Bd Voltaire
Philippe
Tesson
Journaliste, chroniqueur
Propos recueillis par Claire Verdier.
Leroy Merlin et Castorama d’Île-de-France ont été condamnés, jeudi, à fermer le dimanche, et Sephora Champs-Élysées a été enjoint, lundi, à fermer à 21 heures. Cette décision de justice vous surprend-elle ?
On assiste à une transgression de la lettre de la loi, pas de l’esprit – et encore – mais de la lettre de la loi. Qu’il s’agisse du travail de nuit ou du travail du dimanche, cette décision de justice est proprement scandaleuse. Les juges disent faire appliquer la loi mais je remets, moi, en question la loi elle-même et la manière dont ces juges prennent des décisions en fonction du droit. Les juges ont quand même la liberté d’interpréter la loi sans prendre de décisions aussi radicales qui poussent la loi à son maximum. Symboliquement, ces décisions sont monstrueuses, tant sur le plan des libertés individuelles que sur les plans social et économique.
Les employés étant volontaires, vous considérez qu’on ne peut pas les empêcher de travailler, c’est bien cela ?
Je suis de ceux qui considèrent que chacun a le droit de décider de son rapport au travail. Si vous désirez travailler plus de 35 heures, je trouve inadmissible qu’on vous empêche de le faire. Cette conception va à l’encontre de la liberté du salarié mais aussi du consommateur. La majorité des consommateurs sont favorables à l’ouverture des magasins le soir et le dimanche. Cette loi est antimoderne.
Par ailleurs, dans la logique économique et sociale, cette décision est incompréhensible. À l’heure où le chômage est au plus haut, la fermeture du dimanche représente des centaines, voire des milliers de suppressions d’emplois. C’est un frein inadmissible au développement économique !
Mais ce qui est défendable d’un point de vue économique l’est-il obligatoirement d’un point de vue social ?
Bien sûr, tout est lié, d’une certaine façon. Si une entreprise perd plusieurs millions de chiffre d’affaires, à cause de la fermeture de ses magasins le dimanche, les conséquences et les interférences sociales sont immédiates. C’est évident. Toute cette affaire manque cruellement de logique.
Ne remettons-nous pas en cause l’organisation globale de la société, en permettant le travail du dimanche ? Je pense à la vie familiale, associative ou religieuse…
N’exagérons pas, le travail est un élément mineur de l’organisation de la société. Tout ceci est extrêmement symbolique. L’importance économique et sociale de ces ouvertures n’est pas considérable. L’organisation globale de la société n’est pas en danger.

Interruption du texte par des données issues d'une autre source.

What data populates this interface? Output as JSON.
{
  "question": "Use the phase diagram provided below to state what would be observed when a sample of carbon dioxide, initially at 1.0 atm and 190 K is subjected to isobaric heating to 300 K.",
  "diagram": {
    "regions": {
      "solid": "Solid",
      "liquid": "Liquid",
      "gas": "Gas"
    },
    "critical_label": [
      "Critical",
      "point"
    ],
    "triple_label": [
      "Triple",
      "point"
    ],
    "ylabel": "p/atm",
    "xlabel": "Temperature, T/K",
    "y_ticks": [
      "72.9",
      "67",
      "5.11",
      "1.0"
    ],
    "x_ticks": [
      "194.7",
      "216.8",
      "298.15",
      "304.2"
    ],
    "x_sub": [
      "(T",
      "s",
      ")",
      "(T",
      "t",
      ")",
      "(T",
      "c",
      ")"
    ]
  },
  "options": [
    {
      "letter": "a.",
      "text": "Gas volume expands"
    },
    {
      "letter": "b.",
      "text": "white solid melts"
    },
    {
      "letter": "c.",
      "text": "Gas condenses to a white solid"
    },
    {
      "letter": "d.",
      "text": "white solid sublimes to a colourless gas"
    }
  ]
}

Cette affaire est l’expression pure de la ringardise des syndicats, car on sait bien que ce sont des intérêts personnels qui sont ici défendus au nom d’une conception archaïque de l’organisation du travail. Nous avons, en France, une conception imbécile de l’égalité. Cette affaire met aussi en lumière la lâcheté des politiques – et notamment de la droite – qui n’ont pas eu le courage de modifier la loi. Enfin, elle affiche au grand jour le rigorisme de la justice qui révèle la sclérose de notre pays dont l’activité économique est soumise au caprice syndical. C’est la négation d’une nouvelle forme de consommation. Nous ne sommes pas dans une société libérale, je ne m’en étonne pas, mais je ne m’en scandalise pas moins…
En permettant aux employés de travailler le dimanche, n’allons-nous pas à terme en arriver à faire du dimanche un jour de la semaine comme les autres ? Le travail du dimanche ne deviendra-t-il pas une condition sine qua non à toute embauche ?
Mais si les salariés le veulent, pourquoi les empêche-t-on de travailler ? On ne les force pas à travailler, c’est eux qui le veulent. Si tous les employeurs en arrivent à faire travailler le dimanche – ce qui n’arrivera pas –, il y aura toujours des gens pour dire qu’ils ne sont pas d’accord, ce n’est pas pour cette raison qu’ils seront licenciés. En se posant ce type de questions, on oublie le principe fondamental de la liberté.